Childing trees are our contemporaries

I was brought up in an intensely English landscape, surrounded by rich green, rolling, pleasant broadleaf woods, covering hills and vales, in the South East corner of this island.




My mother refused to live in any house without a long, country view. Thus, from our first house outside London in Surrey, we could study a well-shaped green hill which changed colour, subtly throughout the year, about three miles away. Our second house in Farnham was high on a ridge. It has a limited view to twelve miles into the distance, surrounded by a mix of broadleaf treees and dark, light-reducing dark conifers, which she hated, calling any non-broadleaf ambience "a green hell". I'm still attached to trees and view them as great wonders of nature, things of great beauty.  It is small wonder that we now live inside a broadleaf wood. I am a bit in awe of them.

However, the rolling heavily-wooded South East of England is not a normal English landscape: it is a forest which, some thousands of years ago, was home to oryx, bears and wolves.  One can travel from the Lake District to London without seeing the same density of wood coverage, or the same interesting rolling hills. Even in stunning Italy, I sometimes miss trees in a landscape. In hotter, rocky foreign locations, I can wonder how people live there, without the almost 'spiritual' uplift of trees.

In fact, south-east England's wooded landscape has inspired some great music and watercolour painters. Ralph Vaughan Williams always lived among these views. His music seems to me to describe green, benign, rolling pastoral peace. The existence of the hills is always interesting, too. The little range of picturesque hills where we now live was thrown up by the same forces that created the Alps, like the first wrinkles in a vast tablecloth.
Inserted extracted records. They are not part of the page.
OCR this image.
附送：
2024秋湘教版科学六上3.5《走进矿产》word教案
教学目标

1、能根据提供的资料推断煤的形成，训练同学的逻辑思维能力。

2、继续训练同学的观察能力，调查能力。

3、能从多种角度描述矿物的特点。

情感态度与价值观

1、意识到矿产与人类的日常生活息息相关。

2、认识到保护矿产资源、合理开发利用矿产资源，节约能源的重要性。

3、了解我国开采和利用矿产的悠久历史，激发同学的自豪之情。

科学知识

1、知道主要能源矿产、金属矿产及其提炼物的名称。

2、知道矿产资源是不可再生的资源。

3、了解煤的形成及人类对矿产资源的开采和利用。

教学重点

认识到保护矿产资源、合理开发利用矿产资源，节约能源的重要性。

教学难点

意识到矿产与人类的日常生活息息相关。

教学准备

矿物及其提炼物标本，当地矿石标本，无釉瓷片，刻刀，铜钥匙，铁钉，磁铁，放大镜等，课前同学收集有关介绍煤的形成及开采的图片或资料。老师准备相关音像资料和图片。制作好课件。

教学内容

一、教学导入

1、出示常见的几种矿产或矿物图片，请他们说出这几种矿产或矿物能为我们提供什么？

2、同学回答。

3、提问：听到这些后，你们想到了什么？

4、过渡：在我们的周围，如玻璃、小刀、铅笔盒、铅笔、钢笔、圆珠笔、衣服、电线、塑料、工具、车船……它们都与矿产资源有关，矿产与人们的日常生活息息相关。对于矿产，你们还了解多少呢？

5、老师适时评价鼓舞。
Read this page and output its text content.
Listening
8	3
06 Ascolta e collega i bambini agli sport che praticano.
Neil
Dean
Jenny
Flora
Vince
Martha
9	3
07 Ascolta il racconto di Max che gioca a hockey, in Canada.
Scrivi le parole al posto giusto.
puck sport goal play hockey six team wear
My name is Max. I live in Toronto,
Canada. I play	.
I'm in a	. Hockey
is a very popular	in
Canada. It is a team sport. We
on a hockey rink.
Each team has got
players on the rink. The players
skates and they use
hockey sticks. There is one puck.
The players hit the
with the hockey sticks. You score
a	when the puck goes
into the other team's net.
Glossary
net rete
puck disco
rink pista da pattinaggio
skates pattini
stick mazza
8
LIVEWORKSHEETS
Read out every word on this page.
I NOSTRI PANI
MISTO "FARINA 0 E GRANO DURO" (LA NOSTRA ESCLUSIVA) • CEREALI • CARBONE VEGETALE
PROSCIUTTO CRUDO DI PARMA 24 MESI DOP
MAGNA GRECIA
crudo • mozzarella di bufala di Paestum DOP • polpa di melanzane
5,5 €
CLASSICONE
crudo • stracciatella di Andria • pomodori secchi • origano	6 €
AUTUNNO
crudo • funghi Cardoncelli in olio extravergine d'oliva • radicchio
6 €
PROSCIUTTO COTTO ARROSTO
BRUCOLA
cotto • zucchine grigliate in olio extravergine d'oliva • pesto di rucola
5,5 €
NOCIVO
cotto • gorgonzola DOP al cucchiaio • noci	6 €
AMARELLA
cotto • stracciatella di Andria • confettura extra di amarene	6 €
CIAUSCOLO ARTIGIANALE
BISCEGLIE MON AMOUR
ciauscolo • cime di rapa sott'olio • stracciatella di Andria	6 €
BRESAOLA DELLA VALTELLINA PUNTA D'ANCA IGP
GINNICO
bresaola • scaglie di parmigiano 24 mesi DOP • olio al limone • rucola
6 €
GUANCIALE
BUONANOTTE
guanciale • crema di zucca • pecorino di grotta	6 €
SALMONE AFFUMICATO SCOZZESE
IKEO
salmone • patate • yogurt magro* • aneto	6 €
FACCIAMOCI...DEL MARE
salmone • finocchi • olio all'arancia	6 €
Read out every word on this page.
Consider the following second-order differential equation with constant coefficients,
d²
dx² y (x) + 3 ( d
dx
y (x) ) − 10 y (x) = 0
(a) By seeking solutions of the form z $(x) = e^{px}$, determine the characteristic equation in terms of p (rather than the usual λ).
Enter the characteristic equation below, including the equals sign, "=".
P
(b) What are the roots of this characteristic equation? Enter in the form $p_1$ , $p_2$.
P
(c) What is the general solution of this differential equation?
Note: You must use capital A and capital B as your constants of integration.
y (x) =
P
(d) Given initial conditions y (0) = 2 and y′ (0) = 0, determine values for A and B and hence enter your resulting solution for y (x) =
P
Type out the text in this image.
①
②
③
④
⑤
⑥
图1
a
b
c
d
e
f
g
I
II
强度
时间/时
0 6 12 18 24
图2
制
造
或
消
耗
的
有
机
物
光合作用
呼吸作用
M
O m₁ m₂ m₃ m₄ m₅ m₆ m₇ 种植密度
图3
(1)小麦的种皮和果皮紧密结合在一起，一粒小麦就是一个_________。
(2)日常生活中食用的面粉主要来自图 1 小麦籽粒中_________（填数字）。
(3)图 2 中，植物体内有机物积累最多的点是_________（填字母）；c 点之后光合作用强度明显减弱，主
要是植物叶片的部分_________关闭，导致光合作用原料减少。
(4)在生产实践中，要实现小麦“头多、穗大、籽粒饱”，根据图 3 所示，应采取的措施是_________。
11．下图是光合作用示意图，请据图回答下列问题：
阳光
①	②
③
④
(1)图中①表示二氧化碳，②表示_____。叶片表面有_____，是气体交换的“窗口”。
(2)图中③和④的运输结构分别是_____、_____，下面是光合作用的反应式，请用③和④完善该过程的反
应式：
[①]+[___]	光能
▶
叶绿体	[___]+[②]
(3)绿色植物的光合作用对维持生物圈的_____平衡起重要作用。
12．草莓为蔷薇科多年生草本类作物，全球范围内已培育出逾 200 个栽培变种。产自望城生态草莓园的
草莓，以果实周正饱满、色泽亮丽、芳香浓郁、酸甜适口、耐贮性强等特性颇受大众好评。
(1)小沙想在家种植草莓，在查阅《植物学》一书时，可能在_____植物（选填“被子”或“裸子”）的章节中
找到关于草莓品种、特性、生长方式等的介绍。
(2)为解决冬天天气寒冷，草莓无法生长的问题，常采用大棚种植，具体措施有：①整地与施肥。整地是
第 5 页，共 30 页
Yesterday, I attended a conference on woods delivered by our Forestry Commission at an English vineyard in Surrey, after driving through the burnishing, autumnal Weald which is a great broadleaf forest. I learnt that we have 3 billion trees in the UK. Presuming that means 300 million, then for each of us, there are five trees. Not only is the South East of England the most wooded part of England, but trees that make it up are our contemporaries in age:  they are mostly 20-40 years old with some 60 years old.  

English woods were felled during World War Two for timber, so what we see is their recovery. This may be why searching for massive ancient oaks is a fruitless task. Added to this, the woods have been left to run riot, unmanaged for fuel and building material, as they were historically, so they are thick, dense and dark. This density is preventing new trees from germinating, reducing biodiversity.  Our interest is in increasing their management, partly for wood fuel, in which the South East is rich.  This means chopping down a lot more trees, which the public wrongly think is 'sacrilege' (one needs a license to do it).   Generation must succeed generation to ensure continuity: it is the same for human beings.

Now when I see a tree, I feel it is my contemporary. It is experiencing the same weather and the same seasons as I do. It is wrinkling at the same rate. Now, I can stand at the sink looking at our close trees - we live inside a wood -  and I can feel closer still.  

I noted a lovely archaic English word in Shakespeare this week about autumn: childing autumn. He meant "trees giving birth to children-trees". The poet may have been recalling the great wood of Arden which was north of Stratford, now destroyed, its broadleaf trees dropping their nuts in autumn - "childing" away, ensuring the continuity of a wooded landscape - until it was chopped down by humans, in an unsustainable way.